Transepithelial electrical resistance of the seeded respiratory epithelium developed similarly for cells on both surfaces. The kinetics of rise and drop were very similar. It might be concluded that differentiation processes regarding epithelial barrier function and ion transport follow the same time frame for cells on either surface. The difference in the increase of the value might be due to a more pronounced formation of tight junctions of cells on fibrin gels.

Physiologic function was also compared by recording the first appearance of ciliae and the first movement of ciliae. Ciliary motion is crucial to the proper function of respiratory epithelium, and inherited defects as seen in primary ciliary dyskinesia lead to severe illness.7 Development of ciliae and ciliary function followed a similar time frame for cells on both surfaces. The first appearance of ciliae could be recorded 2 days earlier for cells seeded on a collagen-coated surface. Ciliary motion started after 16 days of cell culture for the cells seeded on either surface. As respiratory epithelial cells take approximately 4 weeks for full differentiation in vitro, the observed time frame for the appearance of ciliae and the first movement of ciliae is reasonable to expect full differentiation in vitro.18 During the whole culture period, no directed ciliary motion could be observed, which might be attributed to missing biomechanical stimulation of the culture. For future research, it is planned to conduct studies in flow chambers that support air-lift culture and allow for selective modification of the air-flow profile over the respiratory epithelium, while ensuring adequate nutrient supply.

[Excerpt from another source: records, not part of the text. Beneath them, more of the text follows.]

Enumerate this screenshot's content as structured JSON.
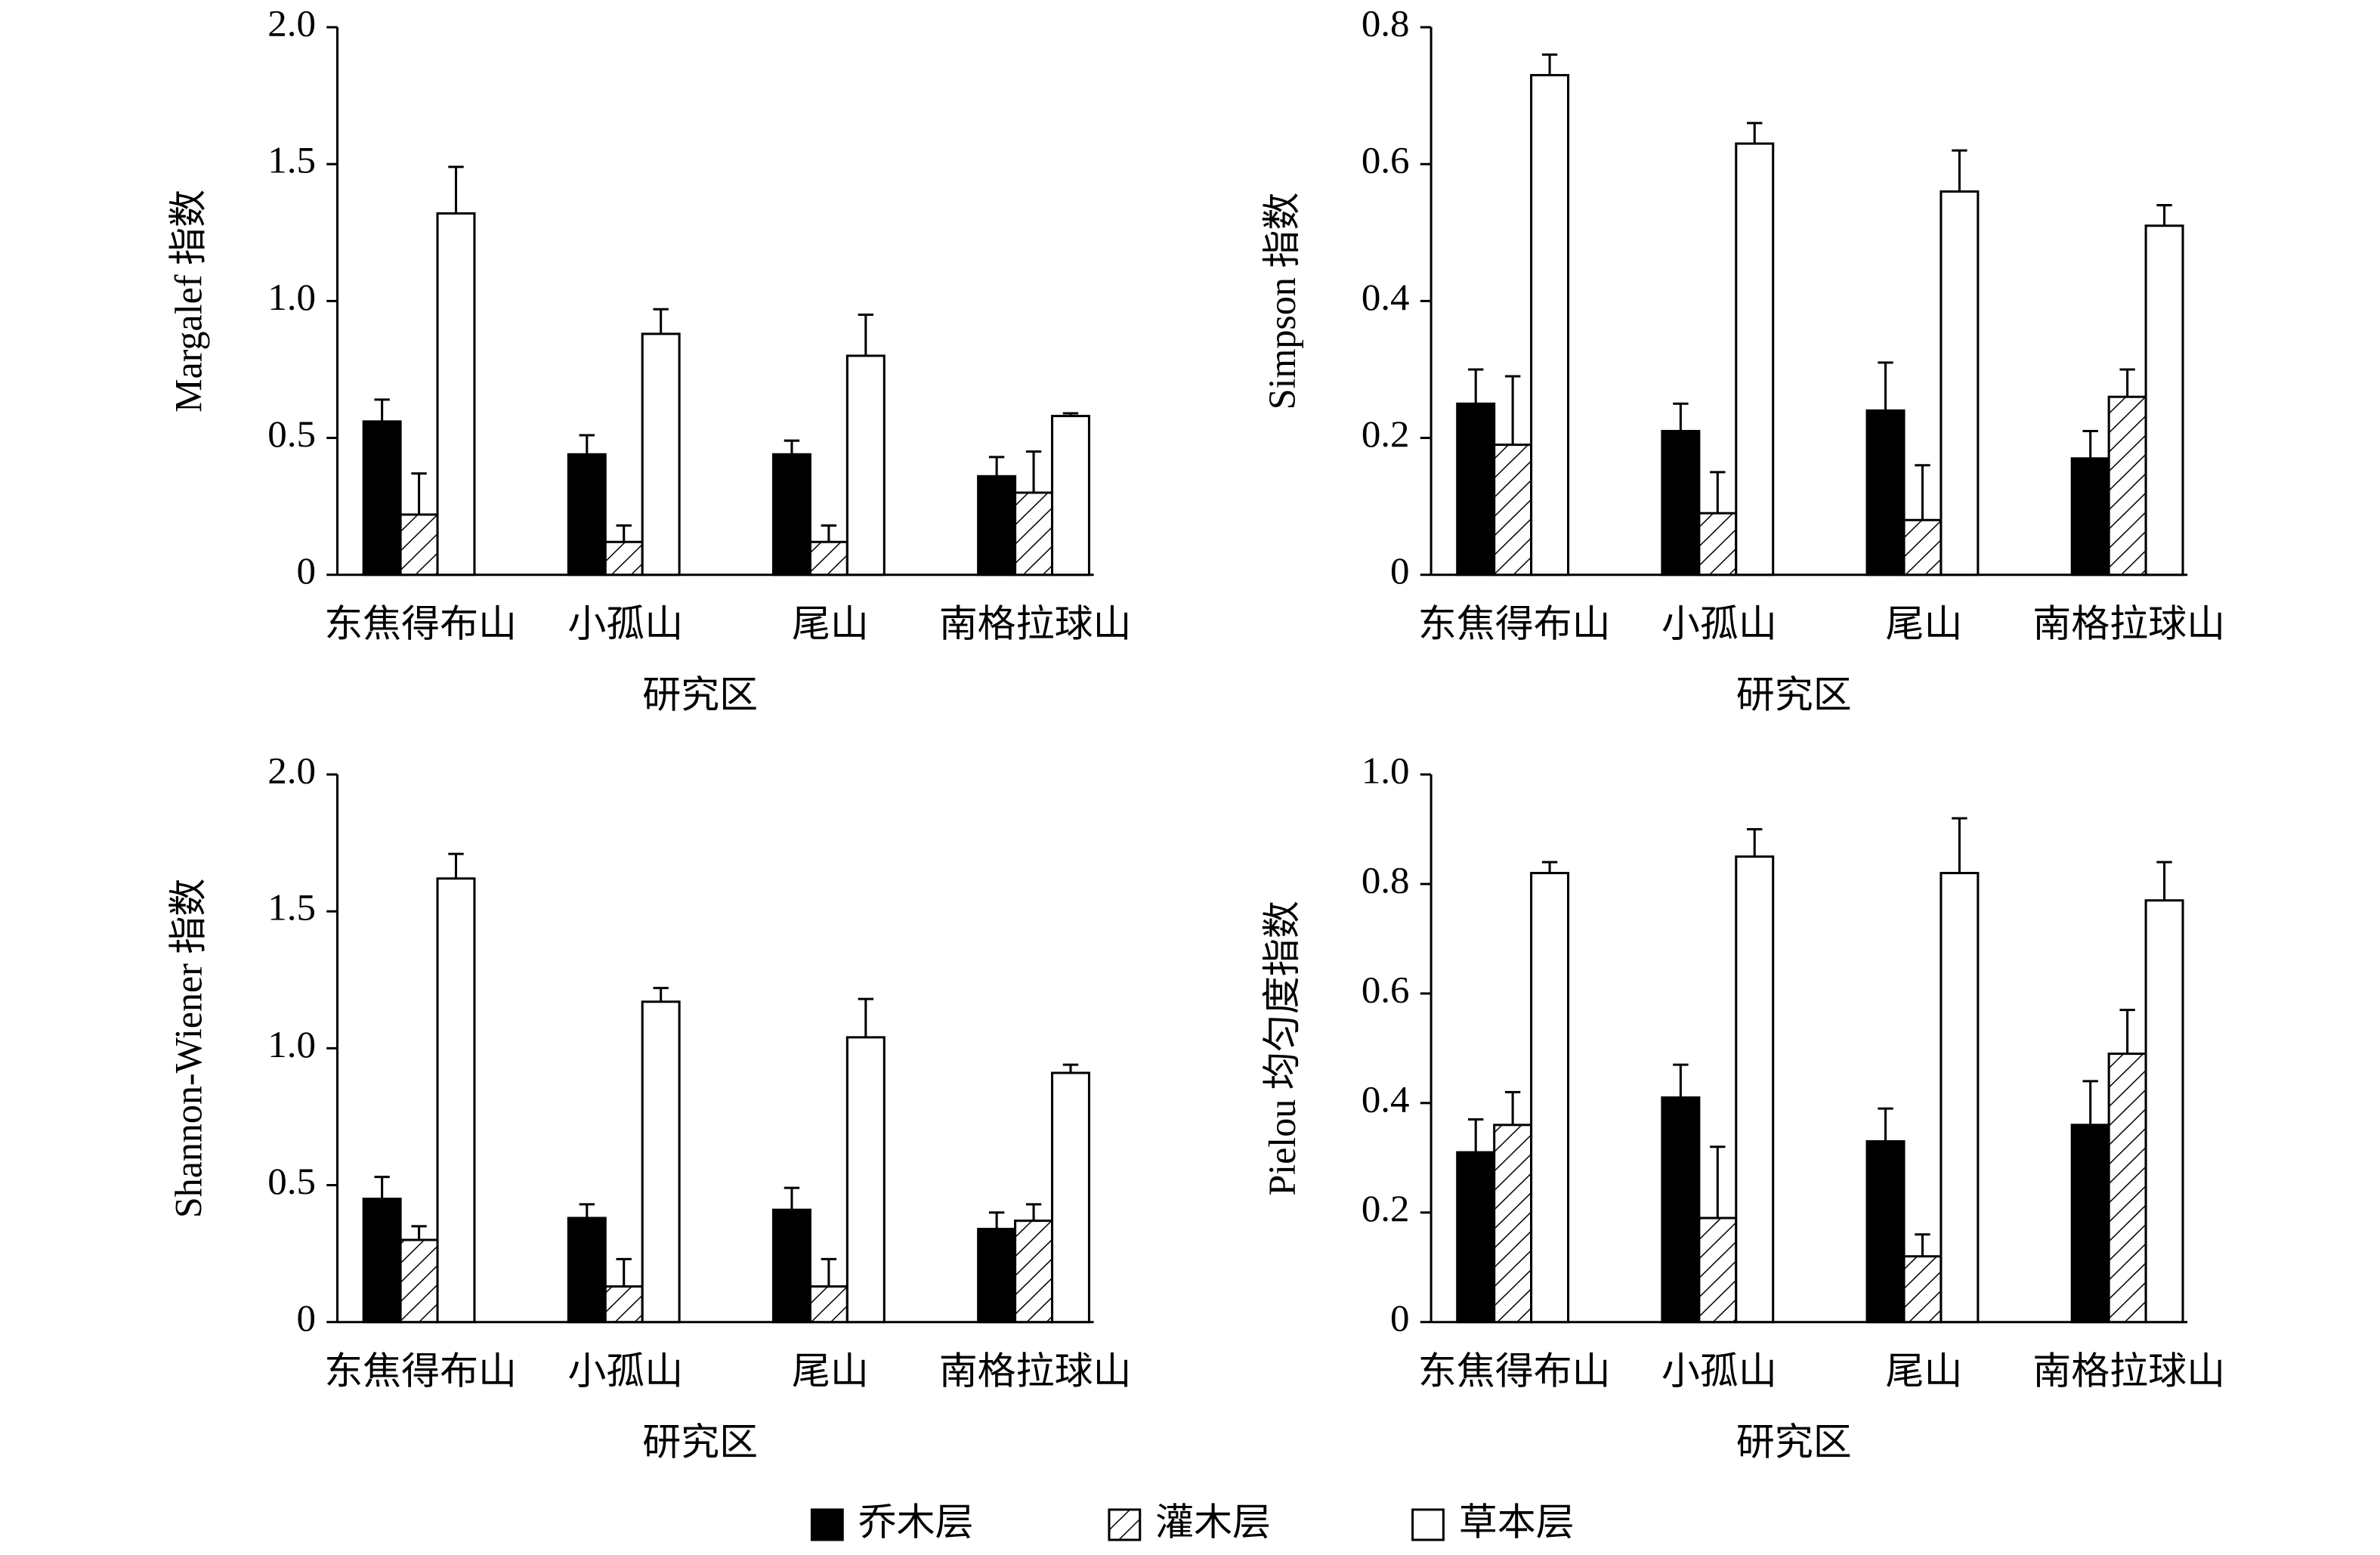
{
  "legend": [
    {
      "name": "乔木层",
      "fill": "#000000"
    },
    {
      "name": "灌木层",
      "fill": "hatch"
    },
    {
      "name": "草本层",
      "fill": "#ffffff"
    }
  ],
  "chart_data": [
    {
      "type": "bar",
      "ylabel": "Margalef 指数",
      "xlabel": "研究区",
      "categories": [
        "东焦得布山",
        "小孤山",
        "尾山",
        "南格拉球山"
      ],
      "series": [
        {
          "values": [
            0.56,
            0.44,
            0.44,
            0.36
          ],
          "errors": [
            0.08,
            0.07,
            0.05,
            0.07
          ]
        },
        {
          "values": [
            0.22,
            0.12,
            0.12,
            0.3
          ],
          "errors": [
            0.15,
            0.06,
            0.06,
            0.15
          ]
        },
        {
          "values": [
            1.32,
            0.88,
            0.8,
            0.58
          ],
          "errors": [
            0.17,
            0.09,
            0.15,
            0.01
          ]
        }
      ],
      "ylim": [
        0,
        2
      ],
      "yticks": [
        0,
        0.5,
        {
          "value": 1,
          "label": "1.0"
        },
        1.5,
        {
          "value": 2,
          "label": "2.0"
        }
      ]
    },
    {
      "type": "bar",
      "ylabel": "Simpson 指数",
      "xlabel": "研究区",
      "categories": [
        "东焦得布山",
        "小孤山",
        "尾山",
        "南格拉球山"
      ],
      "series": [
        {
          "values": [
            0.25,
            0.21,
            0.24,
            0.17
          ],
          "errors": [
            0.05,
            0.04,
            0.07,
            0.04
          ]
        },
        {
          "values": [
            0.19,
            0.09,
            0.08,
            0.26
          ],
          "errors": [
            0.1,
            0.06,
            0.08,
            0.04
          ]
        },
        {
          "values": [
            0.73,
            0.63,
            0.56,
            0.51
          ],
          "errors": [
            0.03,
            0.03,
            0.06,
            0.03
          ]
        }
      ],
      "ylim": [
        0,
        0.8
      ],
      "yticks": [
        0,
        0.2,
        0.4,
        0.6,
        0.8
      ]
    },
    {
      "type": "bar",
      "ylabel": "Shannon-Wiener 指数",
      "xlabel": "研究区",
      "categories": [
        "东焦得布山",
        "小孤山",
        "尾山",
        "南格拉球山"
      ],
      "series": [
        {
          "values": [
            0.45,
            0.38,
            0.41,
            0.34
          ],
          "errors": [
            0.08,
            0.05,
            0.08,
            0.06
          ]
        },
        {
          "values": [
            0.3,
            0.13,
            0.13,
            0.37
          ],
          "errors": [
            0.05,
            0.1,
            0.1,
            0.06
          ]
        },
        {
          "values": [
            1.62,
            1.17,
            1.04,
            0.91
          ],
          "errors": [
            0.09,
            0.05,
            0.14,
            0.03
          ]
        }
      ],
      "ylim": [
        0,
        2
      ],
      "yticks": [
        0,
        0.5,
        {
          "value": 1,
          "label": "1.0"
        },
        1.5,
        {
          "value": 2,
          "label": "2.0"
        }
      ]
    },
    {
      "type": "bar",
      "ylabel": "Pielou 均匀度指数",
      "xlabel": "研究区",
      "categories": [
        "东焦得布山",
        "小孤山",
        "尾山",
        "南格拉球山"
      ],
      "series": [
        {
          "values": [
            0.31,
            0.41,
            0.33,
            0.36
          ],
          "errors": [
            0.06,
            0.06,
            0.06,
            0.08
          ]
        },
        {
          "values": [
            0.36,
            0.19,
            0.12,
            0.49
          ],
          "errors": [
            0.06,
            0.13,
            0.04,
            0.08
          ]
        },
        {
          "values": [
            0.82,
            0.85,
            0.82,
            0.77
          ],
          "errors": [
            0.02,
            0.05,
            0.1,
            0.07
          ]
        }
      ],
      "ylim": [
        0,
        1
      ],
      "yticks": [
        0,
        0.2,
        0.4,
        0.6,
        0.8,
        {
          "value": 1,
          "label": "1.0"
        }
      ]
    }
  ]
}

Differentiation of seeded respiratory epithelial cells was also assessed using histologic and immunohistochemical methods. Immunohistochemical staining demonstrates the epithelial differentiation with high levels of cytokeratin being detectable throughout the engineered epithelium. PAS light microscopy displays a multilayered and hierarchical structure of the engineered epithelium, which is a sign of cell differentiation. Respiratory differentiation could be clearly demonstrated by the appearance of PAS-positive, goblet-like cells as well as ciliae on the apical cells.

Comparison with the native trachea reveals significant differences: the epithelial layer is less structured, and apical cells are rounder and display less ciliae. Goblet cells are also more numerous in the native trachea. The cytokeratin staining also shows differences regarding the distribution of the fluorescence sign: in native trachea, it is mostly present in the basal cells, concentrated in the perinuclear space, while in our engineered epithelium, it is more evenly distributed. These observations underline that the engineered epithelial construct must be judged a less mature tissue.

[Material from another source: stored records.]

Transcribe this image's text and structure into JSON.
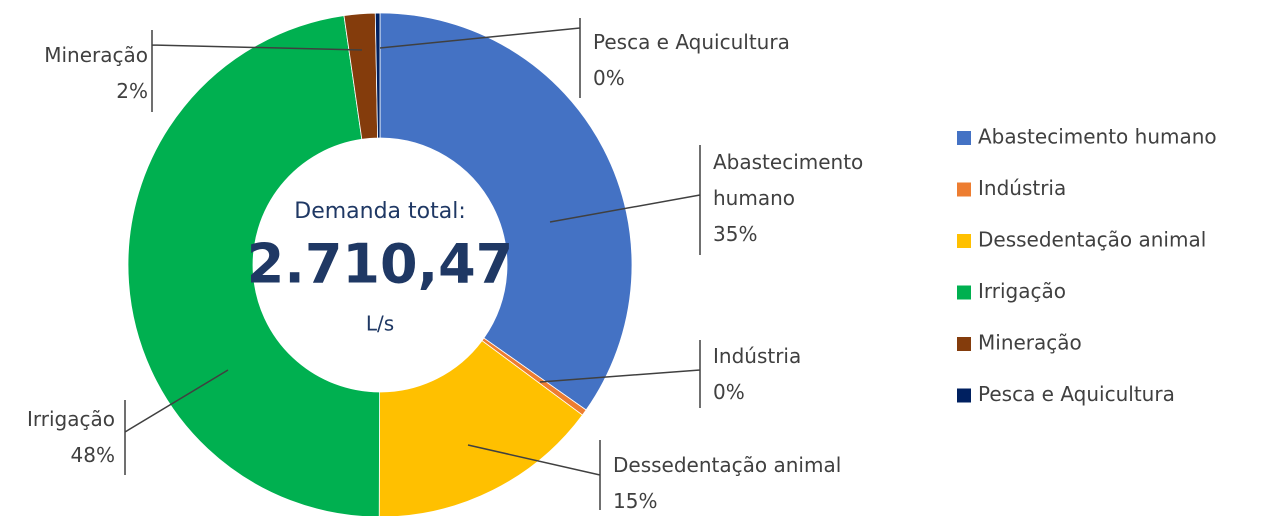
{
  "chart_data": {
    "type": "donut",
    "center_label": {
      "title": "Demanda total:",
      "value": "2.710,47",
      "unit": "L/s"
    },
    "categories": [
      "Abastecimento humano",
      "Indústria",
      "Dessedentação animal",
      "Irrigação",
      "Mineração",
      "Pesca e Aquicultura"
    ],
    "values": [
      35,
      0.4,
      15,
      48,
      2,
      0.3
    ],
    "value_labels": [
      "35%",
      "0%",
      "15%",
      "48%",
      "2%",
      "0%"
    ],
    "colors": [
      "#4472c4",
      "#ed7d31",
      "#ffc000",
      "#00b050",
      "#843c0c",
      "#002060"
    ],
    "legend": "right"
  }
}
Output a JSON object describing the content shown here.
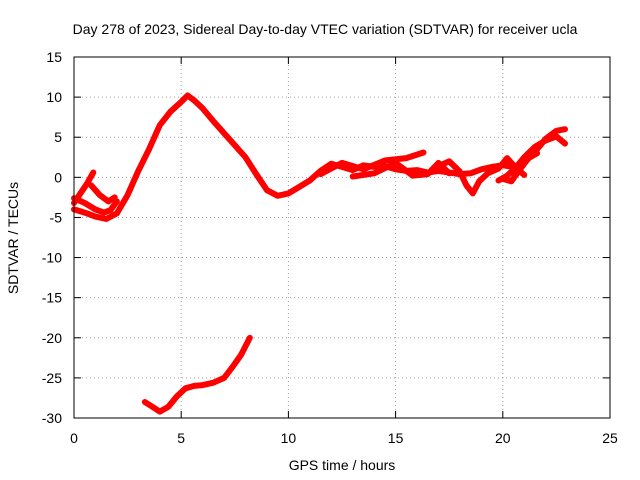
{
  "chart_data": {
    "type": "line",
    "title": "Day 278 of 2023, Sidereal Day-to-day VTEC variation (SDTVAR) for receiver ucla",
    "xlabel": "GPS time / hours",
    "ylabel": "SDTVAR / TECUs",
    "xlim": [
      0,
      25
    ],
    "ylim": [
      -30,
      15
    ],
    "xticks": [
      0,
      5,
      10,
      15,
      20,
      25
    ],
    "yticks": [
      -30,
      -25,
      -20,
      -15,
      -10,
      -5,
      0,
      5,
      10,
      15
    ],
    "grid": true,
    "color": "#ff0000",
    "series": [
      {
        "name": "track-a",
        "points": [
          [
            0.0,
            -3.2
          ],
          [
            0.3,
            -2.0
          ],
          [
            0.6,
            -0.8
          ],
          [
            0.9,
            0.6
          ]
        ]
      },
      {
        "name": "track-b",
        "points": [
          [
            0.0,
            -2.6
          ],
          [
            0.5,
            -3.2
          ],
          [
            1.0,
            -4.0
          ],
          [
            1.4,
            -4.4
          ],
          [
            1.7,
            -4.1
          ],
          [
            2.0,
            -3.0
          ]
        ]
      },
      {
        "name": "track-c",
        "points": [
          [
            0.8,
            -1.0
          ],
          [
            1.2,
            -2.2
          ],
          [
            1.6,
            -3.0
          ],
          [
            1.9,
            -2.5
          ]
        ]
      },
      {
        "name": "main-arc",
        "points": [
          [
            0.0,
            -4.0
          ],
          [
            0.5,
            -4.4
          ],
          [
            1.0,
            -4.9
          ],
          [
            1.5,
            -5.2
          ],
          [
            2.0,
            -4.5
          ],
          [
            2.5,
            -2.2
          ],
          [
            3.0,
            0.8
          ],
          [
            3.5,
            3.5
          ],
          [
            4.0,
            6.5
          ],
          [
            4.5,
            8.2
          ],
          [
            5.0,
            9.4
          ],
          [
            5.3,
            10.2
          ],
          [
            5.6,
            9.6
          ],
          [
            6.0,
            8.6
          ],
          [
            6.5,
            7.0
          ],
          [
            7.0,
            5.5
          ],
          [
            7.5,
            4.0
          ],
          [
            8.0,
            2.5
          ],
          [
            8.5,
            0.4
          ],
          [
            9.0,
            -1.6
          ],
          [
            9.5,
            -2.3
          ],
          [
            10.0,
            -2.0
          ],
          [
            10.5,
            -1.2
          ],
          [
            11.0,
            -0.4
          ],
          [
            11.5,
            0.8
          ],
          [
            12.0,
            1.7
          ],
          [
            12.5,
            1.3
          ],
          [
            13.0,
            0.9
          ],
          [
            13.5,
            1.5
          ],
          [
            14.0,
            1.3
          ],
          [
            14.5,
            1.4
          ],
          [
            15.0,
            1.0
          ],
          [
            15.5,
            0.8
          ],
          [
            16.0,
            0.9
          ],
          [
            16.5,
            0.6
          ],
          [
            17.0,
            0.8
          ],
          [
            17.5,
            0.6
          ],
          [
            18.0,
            0.4
          ],
          [
            18.5,
            0.5
          ],
          [
            19.0,
            1.0
          ],
          [
            19.5,
            1.3
          ],
          [
            20.0,
            1.5
          ],
          [
            20.5,
            1.3
          ],
          [
            21.0,
            1.8
          ],
          [
            21.5,
            3.2
          ],
          [
            22.0,
            4.8
          ],
          [
            22.5,
            5.8
          ],
          [
            22.9,
            6.0
          ]
        ]
      },
      {
        "name": "mid-upper",
        "points": [
          [
            11.5,
            0.4
          ],
          [
            12.5,
            1.8
          ],
          [
            13.5,
            1.0
          ],
          [
            14.5,
            2.1
          ],
          [
            15.5,
            2.4
          ],
          [
            16.3,
            3.1
          ]
        ]
      },
      {
        "name": "mid-lower",
        "points": [
          [
            13.0,
            0.1
          ],
          [
            14.0,
            0.5
          ],
          [
            15.0,
            1.8
          ],
          [
            15.8,
            0.2
          ],
          [
            16.5,
            0.4
          ],
          [
            17.0,
            1.8
          ],
          [
            17.5,
            0.5
          ]
        ]
      },
      {
        "name": "right-wiggle",
        "points": [
          [
            17.0,
            1.4
          ],
          [
            17.5,
            2.0
          ],
          [
            18.0,
            0.7
          ],
          [
            18.3,
            -1.0
          ],
          [
            18.6,
            -2.0
          ],
          [
            18.9,
            -0.5
          ],
          [
            19.3,
            0.5
          ],
          [
            19.8,
            1.1
          ],
          [
            20.2,
            2.4
          ],
          [
            20.6,
            1.2
          ],
          [
            21.0,
            0.3
          ]
        ]
      },
      {
        "name": "right-rise",
        "points": [
          [
            19.8,
            -0.4
          ],
          [
            20.2,
            0.2
          ],
          [
            20.6,
            1.2
          ],
          [
            21.0,
            2.5
          ],
          [
            21.5,
            3.8
          ],
          [
            22.0,
            4.6
          ],
          [
            22.5,
            5.1
          ],
          [
            22.9,
            4.2
          ]
        ]
      },
      {
        "name": "right-low",
        "points": [
          [
            20.0,
            -0.2
          ],
          [
            20.4,
            -0.5
          ],
          [
            20.8,
            1.0
          ],
          [
            21.2,
            2.4
          ],
          [
            21.6,
            3.0
          ]
        ]
      },
      {
        "name": "lower-track",
        "points": [
          [
            3.3,
            -28.0
          ],
          [
            3.6,
            -28.5
          ],
          [
            4.0,
            -29.2
          ],
          [
            4.4,
            -28.6
          ],
          [
            4.8,
            -27.3
          ],
          [
            5.2,
            -26.3
          ],
          [
            5.6,
            -26.0
          ],
          [
            6.0,
            -25.9
          ],
          [
            6.5,
            -25.6
          ],
          [
            7.0,
            -25.0
          ],
          [
            7.4,
            -23.6
          ],
          [
            7.8,
            -22.1
          ],
          [
            8.2,
            -20.0
          ]
        ]
      }
    ]
  }
}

Finding ways to improve differentiation of respiratory epithelium in vitro will be important for the advance of respiratory tissue engineering. To this end, the study of biomechanical influences on ciliary epithelium in vitro as outlined above will play an important role as well as further advance the biochemical clues for differentiation in the form of optimized culture media.

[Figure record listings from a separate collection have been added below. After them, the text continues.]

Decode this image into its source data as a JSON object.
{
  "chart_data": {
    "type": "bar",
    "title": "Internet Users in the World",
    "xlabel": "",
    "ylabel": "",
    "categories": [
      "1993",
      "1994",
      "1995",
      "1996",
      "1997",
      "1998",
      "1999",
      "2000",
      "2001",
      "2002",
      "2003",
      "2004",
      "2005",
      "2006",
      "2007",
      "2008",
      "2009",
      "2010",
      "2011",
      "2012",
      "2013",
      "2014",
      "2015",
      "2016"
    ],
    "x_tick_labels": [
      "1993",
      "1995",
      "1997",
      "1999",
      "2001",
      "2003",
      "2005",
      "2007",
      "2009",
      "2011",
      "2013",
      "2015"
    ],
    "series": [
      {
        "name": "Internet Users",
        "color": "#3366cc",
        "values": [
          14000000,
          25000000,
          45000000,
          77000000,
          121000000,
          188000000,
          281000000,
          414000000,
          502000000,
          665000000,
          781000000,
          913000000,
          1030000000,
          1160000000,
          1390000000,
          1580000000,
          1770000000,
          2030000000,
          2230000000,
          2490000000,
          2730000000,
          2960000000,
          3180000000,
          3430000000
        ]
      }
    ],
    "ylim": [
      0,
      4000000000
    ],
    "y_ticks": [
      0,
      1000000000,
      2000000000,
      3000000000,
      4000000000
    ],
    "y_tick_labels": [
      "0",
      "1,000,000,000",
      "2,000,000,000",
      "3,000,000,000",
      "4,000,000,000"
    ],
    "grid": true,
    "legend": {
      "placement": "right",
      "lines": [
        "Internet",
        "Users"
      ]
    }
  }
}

Based on the comparison of the growth and differentiation of respiratory epithelial cells on fibrin gel and collagen-coated surfaces, similar proliferation rates could be demonstrated on either surface. Signs of physiologic epithelial function—TEER, appearance of ciliae, and first ciliary motion—develop at similar time points. Furthermore, respiratory epithelium cultured on fibrin gel takes a multilayered morphology with signs of adequate differentiation. As scaffold materials currently applied in respiratory tissue engineering are subject to important limitations, we conclude that fibrin gel is a scaffold material that might be applied to overcome these limitations, and thus it merits further investigation.